Türkiye’ye olimpiyatlarda güreş dışında ilk altın madalyasını kazandıran sporcu olan Naim Süleymanoğlu, 1992 yılında Uluslararası Halter Basın Komisyonu tarafından “Dünyanın En İyi Sporcusu” seçildi.
“Cep Herkülü”, 18 Kasım 2017’de vefat etti.
Türkiye halterde madalya için 12 yıl bekledi
Yunanistan’ın başkenti Atina’da düzenlenen olimpiyatlarda Türkiye, Halil Mutlu, Taner Sağır ve Nurcan Taylan ile altın madalya kazandı.
Bu sonuçların ardından Türkiye 12 yıl boyunca olimpiyatlarda madalyanın uzağında kaldı. 2016 Rio Olimpiyatları’nda Daniyar İsmayilov halterde gümüş madalyayı Türkiye’ye getiren isim olmayı başardı.
Halter branşı, doping skandallarının patlaması sonrasında büyük bir gerileme yaşadı. Olimpiyatlar, Dünya ve Avrupa Şampiyonası’nda derece yapan Türk sporcuların isimleri dopingle anılmaya başladı.

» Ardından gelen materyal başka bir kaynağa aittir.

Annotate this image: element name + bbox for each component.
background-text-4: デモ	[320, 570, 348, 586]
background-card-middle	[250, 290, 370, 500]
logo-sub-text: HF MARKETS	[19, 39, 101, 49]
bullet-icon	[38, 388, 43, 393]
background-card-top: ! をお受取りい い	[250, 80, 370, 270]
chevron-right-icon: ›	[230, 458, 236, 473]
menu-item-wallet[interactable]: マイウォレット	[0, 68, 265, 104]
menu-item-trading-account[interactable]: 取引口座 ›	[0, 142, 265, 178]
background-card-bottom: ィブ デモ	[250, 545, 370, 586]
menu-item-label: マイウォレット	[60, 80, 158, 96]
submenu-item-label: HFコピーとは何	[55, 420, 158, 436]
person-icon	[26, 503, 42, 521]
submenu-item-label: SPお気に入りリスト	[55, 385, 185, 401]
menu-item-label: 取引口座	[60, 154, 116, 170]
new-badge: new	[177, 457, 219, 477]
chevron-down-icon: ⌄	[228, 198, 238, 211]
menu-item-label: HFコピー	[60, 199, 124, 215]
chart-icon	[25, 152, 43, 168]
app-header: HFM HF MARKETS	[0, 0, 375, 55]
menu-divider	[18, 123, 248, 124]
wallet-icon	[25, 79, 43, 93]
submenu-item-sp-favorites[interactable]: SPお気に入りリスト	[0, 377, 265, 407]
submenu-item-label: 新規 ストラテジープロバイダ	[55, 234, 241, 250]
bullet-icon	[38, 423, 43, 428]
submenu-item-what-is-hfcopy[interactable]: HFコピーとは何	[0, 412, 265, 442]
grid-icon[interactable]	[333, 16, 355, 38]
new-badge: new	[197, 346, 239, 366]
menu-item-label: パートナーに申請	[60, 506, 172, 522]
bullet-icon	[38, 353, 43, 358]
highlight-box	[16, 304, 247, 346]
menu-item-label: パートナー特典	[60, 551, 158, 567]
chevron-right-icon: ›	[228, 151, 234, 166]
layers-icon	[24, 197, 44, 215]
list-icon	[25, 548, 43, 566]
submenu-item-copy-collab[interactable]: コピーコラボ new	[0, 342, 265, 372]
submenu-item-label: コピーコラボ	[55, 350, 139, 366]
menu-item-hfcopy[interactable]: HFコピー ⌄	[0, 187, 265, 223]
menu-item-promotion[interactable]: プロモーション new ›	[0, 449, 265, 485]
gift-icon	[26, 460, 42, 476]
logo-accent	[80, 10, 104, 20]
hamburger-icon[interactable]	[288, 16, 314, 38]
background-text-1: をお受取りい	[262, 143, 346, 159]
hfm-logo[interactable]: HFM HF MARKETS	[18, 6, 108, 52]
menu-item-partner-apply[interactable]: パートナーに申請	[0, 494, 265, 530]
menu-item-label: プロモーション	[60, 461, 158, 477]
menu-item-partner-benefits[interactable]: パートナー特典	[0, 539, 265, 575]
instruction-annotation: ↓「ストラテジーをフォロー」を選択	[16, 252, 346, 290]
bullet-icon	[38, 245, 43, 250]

Naim ile Türk halterinin dünyada edindiği saygınlık 2004 Atina Olimpiyatları sonrasında yerini doping skandallarına bıraktı. Türk halteri, Naimleri, Halilleri, Tanerleri ve Nurcanları aradı.
Türk hükümetinin olaylara el koyması sonrasında halterde büyük bir temizlik başladı. Mevcut sporcular, antrenörler ve yöneticiler görevden uzaklaştırıldı.
Dopingle mücadele
Tamer Taşpınar’ın 9 Mart 2013 tarihindeki Halter Federasyonu Genel Kurulunda başkanlığa seçilmesi sonrasında dopingle mücadele başladı.
Başkan Taşpınar’ın kararlılıkla sürdürdüğü doping mücadelesi sonrasında halterdeki kara bulutlar yavaş yavaş dağıldı.
Özellikle yıldızlar ve gençlerin Dünya ve Avrupa Şampiyonası’ndaki başarıları halterin altyapısının sağlam temeller üzerine atıldığını gösterdi.
Tamer Taşpınar, gençlerle 2024 Paris Olimpiyatları’nda Türkiye’nin halterde büyük bir başarı elde edeceğini ve eski günlere dönebileceğini savundu.